Blog-note de jef safi

s’ e n t r e - t e n i r

avec . . Jacques Derrida
La déconstruction c’est l’amérique

Seul l’impossible arrive ! La déconstruction est-elle . . l’évènement ?

dimanche 9 janvier 2011

Si pour faire vite, et pour jouer un peu, j’essaie de me rappeler les définitions que, sous la pression d’une question, je me suis laissé aller à donner de la déconstruction, brièvement, il y en a au moins quatre :

  • J’ai dis une fois, la déconstruction c’est l’Amérique, dans un texte sur Paul de Man.
  • Une autre fois, dans le même livre, ayant abandonné cette première hypothèse, j’ai dis la déconstruction c’est plus d’une langue.
  • Puis une autre fois, la déconstruction c’est l’impossible.
  • Et enfin une quatrième fois, la déconstruction c’est ce qui arrive.

Je crois que ces quatre définitions, qui sont à la fois algébriques, brèves, ironiques mais sérieuses aussi, ne sont pas disparates ou incompatibles. Elles forment une sorte de cohérence.

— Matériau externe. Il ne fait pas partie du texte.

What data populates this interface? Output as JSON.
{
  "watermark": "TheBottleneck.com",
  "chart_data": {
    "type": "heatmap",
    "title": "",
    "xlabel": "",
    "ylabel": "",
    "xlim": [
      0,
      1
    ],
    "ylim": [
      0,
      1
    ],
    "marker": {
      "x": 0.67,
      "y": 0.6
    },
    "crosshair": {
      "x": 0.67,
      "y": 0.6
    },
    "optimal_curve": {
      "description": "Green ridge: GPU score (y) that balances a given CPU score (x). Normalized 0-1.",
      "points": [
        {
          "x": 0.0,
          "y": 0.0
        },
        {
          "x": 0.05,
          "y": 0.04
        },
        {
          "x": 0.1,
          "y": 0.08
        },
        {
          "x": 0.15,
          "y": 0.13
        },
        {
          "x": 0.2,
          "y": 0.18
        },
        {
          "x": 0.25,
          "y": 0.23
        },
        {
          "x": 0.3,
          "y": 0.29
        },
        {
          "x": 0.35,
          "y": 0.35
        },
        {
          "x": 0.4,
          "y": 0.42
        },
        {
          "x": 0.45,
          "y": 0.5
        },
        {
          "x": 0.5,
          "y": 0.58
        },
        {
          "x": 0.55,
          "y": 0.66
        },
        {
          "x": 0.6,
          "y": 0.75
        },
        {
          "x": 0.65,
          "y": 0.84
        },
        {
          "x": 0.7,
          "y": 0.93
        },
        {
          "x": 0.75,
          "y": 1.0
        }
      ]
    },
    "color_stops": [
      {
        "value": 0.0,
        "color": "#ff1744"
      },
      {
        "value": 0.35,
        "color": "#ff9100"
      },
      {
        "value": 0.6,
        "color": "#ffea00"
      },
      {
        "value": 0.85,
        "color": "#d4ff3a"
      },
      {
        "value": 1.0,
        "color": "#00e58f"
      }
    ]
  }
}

D’abord, ce qui arrive comme l’impossible. Il est évident que si "ce qui arrive" - l’évènement -, ou bien "celui qui arrive" - l’arrivant -, étaient possibles (autrement dit, si je les voyais venir, si c’était en mon pouvoir de les recevoir, de les prévoir), s’ils étaient "possibles" et bien ils n’arriveraient pas. Ce serait simplement l’accomplissement d’un programme, d’une attente, et donc l’évènement serait neutralisé par sa simple possibilité. Autrement dit, pour que quelque chose arrive, ou que quelqu’un arrive, au sens fort du terme, il faut que cette personne, ce quelqu’Un, ou cet évènement, "arrive comme impossible" ; comme ce qui n’était pas encore possible.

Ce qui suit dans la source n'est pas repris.